Aruna Prameswari tidak pernah membayangkan hidupnya akan berubah dalam sekejap. Seorang dokter muda abad ke-21 yang penuh idealisme, ia mendadak terhempas ke abad ke-19, masa kelam kolonial Belanda di tanah Jawa. Saat rakyat tercekik oleh sistem tanam paksa, kelaparan, dan penyakit menular, kehadiran Aruna dengan pengetahuan medis modern membuatnya dipandang sebagai penyelamat sekaligus ancaman.
Di mata rakyat kecil, ia adalah cahaya harapan; seorang penyembuh ajaib yang mampu melawan derita. Namun bagi pihak kolonial, Aruna hanyalah alat berharga yang harus dikendalikan.

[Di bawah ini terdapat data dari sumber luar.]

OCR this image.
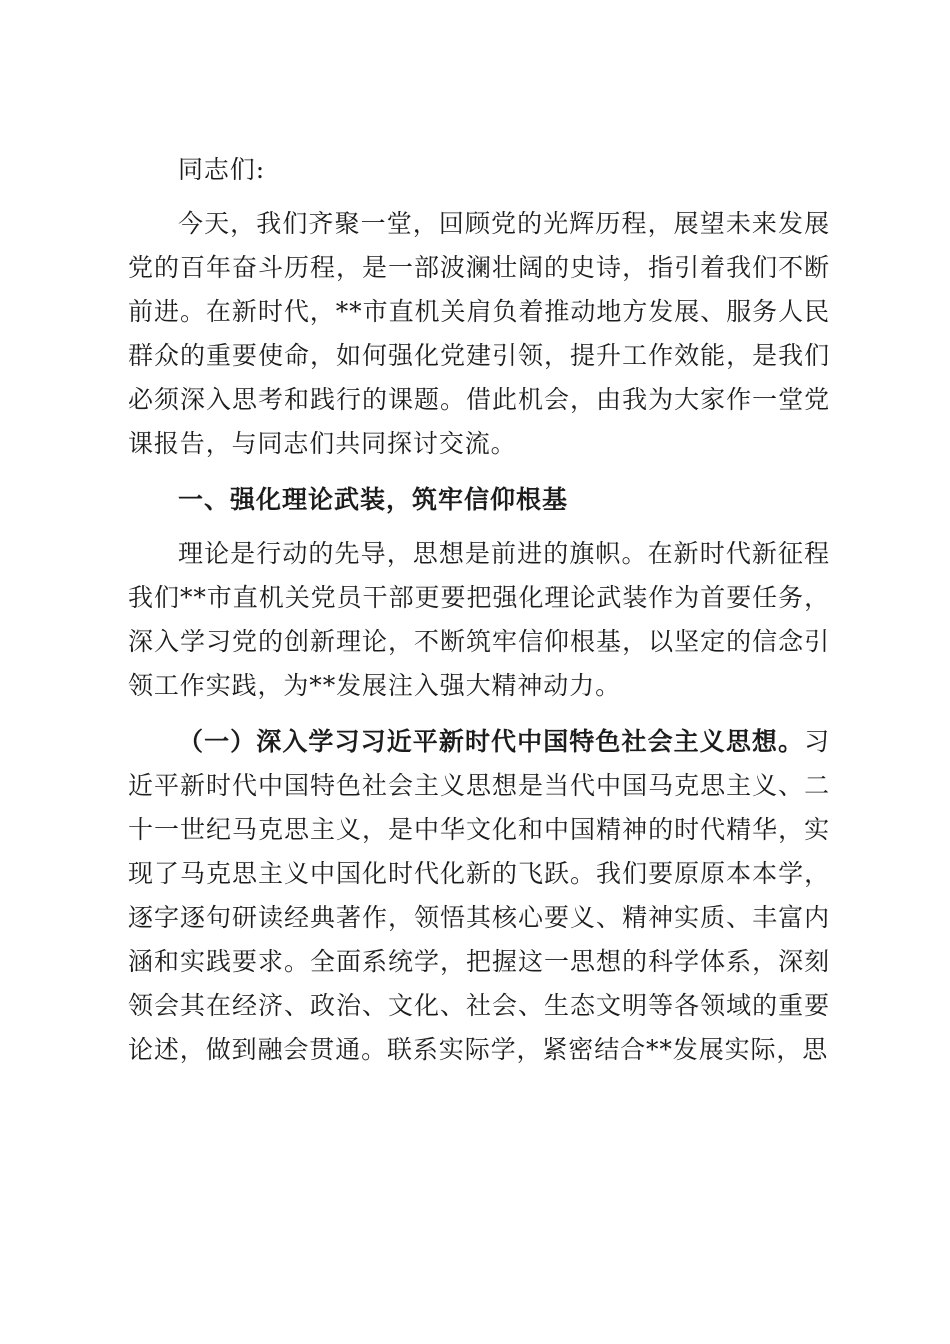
同志们:

今天，我们齐聚一堂，回顾党的光辉历程，展望未来发展党的百年奋斗历程，是一部波澜壮阔的史诗，指引着我们不断前进。在新时代，**市直机关肩负着推动地方发展、服务人民群众的重要使命，如何强化党建引领，提升工作效能，是我们必须深入思考和践行的课题。借此机会，由我为大家作一堂党课报告，与同志们共同探讨交流。

一、强化理论武装，筑牢信仰根基

理论是行动的先导，思想是前进的旗帜。在新时代新征程我们**市直机关党员干部更要把强化理论武装作为首要任务，深入学习党的创新理论，不断筑牢信仰根基，以坚定的信念引领工作实践，为**发展注入强大精神动力。

（一）深入学习习近平新时代中国特色社会主义思想。习近平新时代中国特色社会主义思想是当代中国马克思主义、二十一世纪马克思主义，是中华文化和中国精神的时代精华，实现了马克思主义中国化时代化新的飞跃。我们要原原本本学，逐字逐句研读经典著作，领悟其核心要义、精神实质、丰富内涵和实践要求。全面系统学，把握这一思想的科学体系，深刻领会其在经济、政治、文化、社会、生态文明等各领域的重要论述，做到融会贯通。联系实际学，紧密结合**发展实际，思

Pertemuannya dengan Gubernur Jenderal Van der Capellen membuka lembaran baru dalam hidupnya. Sosok pria itu bukan hanya sekedar penguasa, tetapi juga lawan, sekutu, sekaligus seseorang yang perlahan menguji hati Aruna. Dalam dunia asing yang menyesakkan, Aruna harus mencari arti keberadaannya: apakah ia hanya tamu yang tersesat di masa lalu, atau justru takdir membawanya ke sini untuk mengubah sejarah.
Karya ini diterbitkan atas izin NovelToon Archiemorarty, isi konten hanyalah pandangan pribadi pembuatnya, tidak mewakili NovelToon sendiri
BAB 8. GAWAT
Suara tawa anak-anak desa Waringin berderai di udara siang yang hangat. Aruna duduk bersila di tanah lapang dekat lumbung padi, mengelilingi anak-anak kecil yang menatapnya penuh rasa ingin tahu. Ia menggambar bentuk-bentuk sederhana di tanah dengan ranting, menjelaskan tentang bagian tubuh manusia dengan cara yang paling mudah mereka mengerti. Anak-anak itu menyimak dengan mata berbinar, tertawa saat Aruna menyelipkan kisah lucu, lalu kembali serius ketika ia menekankan pentingnya menjaga kebersihan tubuh.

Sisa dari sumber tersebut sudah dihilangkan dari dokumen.